I watched it. Wish that chap had taught me maths at school; he explains every step.
I wonder if the same approach could be applied to model boiler design. What we have are scaled down versions of full-size boilers tweaked to meet practical construction needs rather than optimised efficiency. LBSC started the coal-fired boiler ball rolling over a century ago by imitating full-size practice. His methods were informal.
Though the Battle of the Boilers was controversial, coal-fired became most popular. Between 1922 and 1970-ish, a few boiler configurations were tried without a clear winner emerging. Since then, I don't think much has been done, probably because boilers are expensive, and failed experiments severely punish the wallet!

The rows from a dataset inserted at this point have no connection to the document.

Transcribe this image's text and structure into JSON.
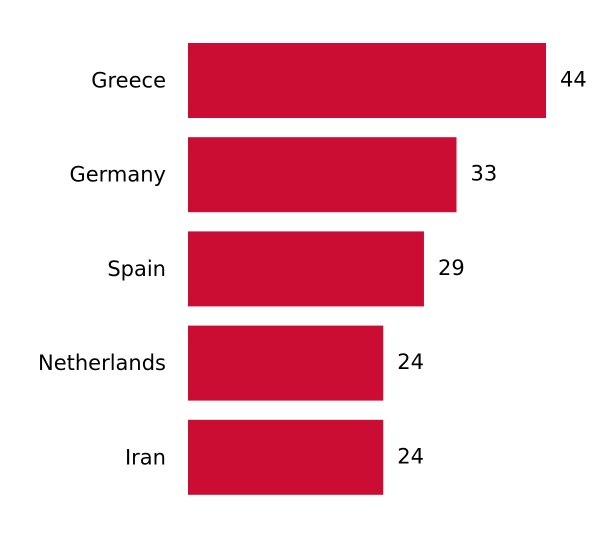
{
  "chart_data": {
    "type": "barh",
    "categories": [
      "Greece",
      "Germany",
      "Spain",
      "Netherlands",
      "Iran"
    ],
    "values": [
      44,
      33,
      29,
      24,
      24
    ],
    "color": "#cb0c33"
  }
}
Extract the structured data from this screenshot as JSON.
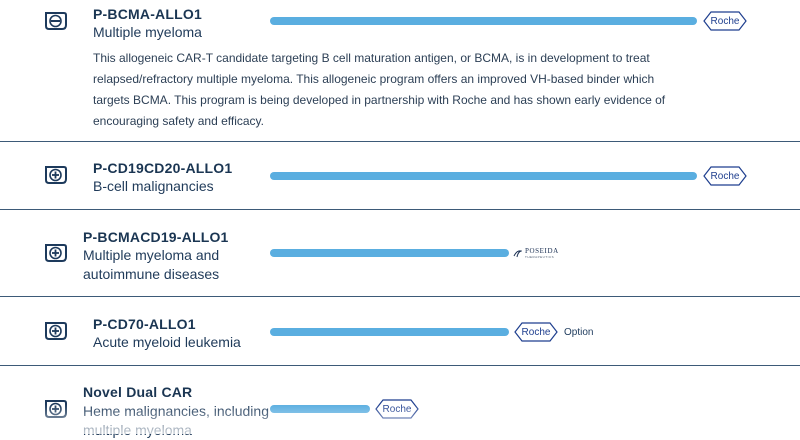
{
  "programs": [
    {
      "title": "P-BCMA-ALLO1",
      "indication": "Multiple myeloma",
      "expanded": true,
      "toggle_icon": "minus-circle-icon",
      "description": "This allogeneic CAR-T candidate targeting B cell maturation antigen, or BCMA, is in development to treat relapsed/refractory multiple myeloma. This allogeneic program offers an improved VH-based binder which targets BCMA. This program is being developed in partnership with Roche and has shown early evidence of encouraging safety and efficacy.",
      "partner": "Roche"
    },
    {
      "title": "P-CD19CD20-ALLO1",
      "indication": "B-cell malignancies",
      "expanded": false,
      "toggle_icon": "plus-circle-icon",
      "partner": "Roche"
    },
    {
      "title": "P-BCMACD19-ALLO1",
      "indication": "Multiple myeloma and autoimmune diseases",
      "indication_line1": "Multiple myeloma and",
      "indication_line2": "autoimmune diseases",
      "expanded": false,
      "toggle_icon": "plus-circle-icon",
      "partner": "POSEIDA",
      "partner_sub": "THERAPEUTICS"
    },
    {
      "title": "P-CD70-ALLO1",
      "indication": "Acute myeloid leukemia",
      "expanded": false,
      "toggle_icon": "plus-circle-icon",
      "partner": "Roche",
      "partner_note": "Option"
    },
    {
      "title": "Novel Dual CAR",
      "indication_line1": "Heme malignancies, including",
      "indication_line2": "multiple myeloma",
      "expanded": false,
      "toggle_icon": "plus-circle-icon",
      "partner": "Roche"
    }
  ],
  "colors": {
    "bar": "#5aaee0",
    "text": "#1a3552",
    "divider": "#3d5a78",
    "roche": "#1f3f8f"
  }
}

Also, all a model loco needs to do is work reasonably well – top-rate thermally efficiency isn't essential.
CAD offers a cheap way to experiment with boiler design without needing to physically make a real one. Now it's possible to design a model boiler for thermodynamic performance, and add the mechanical details later. For example, given a ⌀70mm boiler, what's the optimum:
- boiler length
- number of tubes
- tube arrangement
- tube outer diameter
- tune inner diameter
- firebox capacity
- firebox dimensions
- firebox grate design
At present, I think all these factors are decided by rule-of-thumb, and although that might have given us the best of all possible designs already, maybe modern engineering methods would result in worthwhile improvements. Especially at IMLEC.
My CAD experience hasn't taken me much beyond basic mechanical engineering. Thermal design is a step too far at my age. Anyone else up for it?
I like the kind of engineering where the designer meets a requirement to cut polystyrene by calculating how much energy is needed to heat a given wire to the correct temperature rather than guessing and hoping for the best! Especially when the same sums lead to hot-wire anemometers and home-made boilers!